Chi ha detto che i fiori del male sboccino sempre mortiferi e che l’odio sia del tutto incapace di unire? La storia abbonda di alleanze poi rivelatesi solidissime tra entità, regni o personaggi accomunati esclusivamente dalla condivisione di un nemico.

Non c’è perciò da sorprendersi, se, mentre Jung continua a coltivare scientificamente la sua insaziabile fame di conoscenza di tutto l’esistente, secondo un modello teorico che equipara sperimentazione e morso, Yago e Ida si scoprono improvvisamente affini, dopo lunghi anni di guerra fredda e reciproca scarsa sopportazione.

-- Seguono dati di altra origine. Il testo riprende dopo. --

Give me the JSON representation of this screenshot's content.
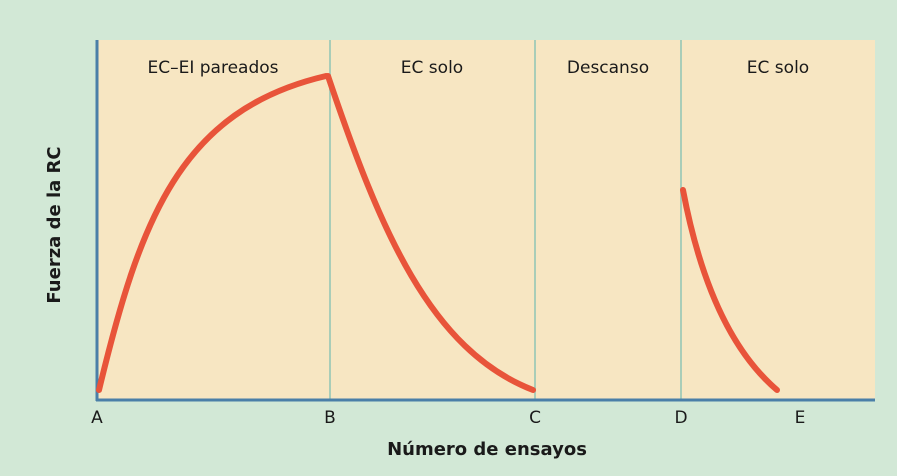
{
  "phases": [
    "EC–EI pareados",
    "EC solo",
    "Descanso",
    "EC solo"
  ],
  "points": [
    "A",
    "B",
    "C",
    "D",
    "E"
  ],
  "axes": {
    "x_label": "Número de ensayos",
    "y_label": "Fuerza de la RC"
  }
}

È accaduto anche in passato che i due si acciambellassero avvinghiati, è vero, ma l’operazione si concretizzava in abbracci del tutto privi di empatia, evidentemente senz’altro scopo che quello di diventare l’uno il termosifone dell’altra.

Oggi invece le particolari condizioni determinate da orari di ingresso e uscita contingentati, così come la condivisione di spazi e preoccupazioni, nella suprema necessità di evitare l’incontro con la bestia scioccamente inelegante e aggressiva, hanno davvero partorito una speciale alleanza non priva di sentimenti.

Il panorama domestico è scisso e indubbiamente compromesso: mentre Yago e Ida si scambiano occhiate complici fuseggiando rintanati nel loro talamo, Jung scopre che anche le borse riutilizzabili della spesa hanno un’anima. E sembra deciso a liberarla.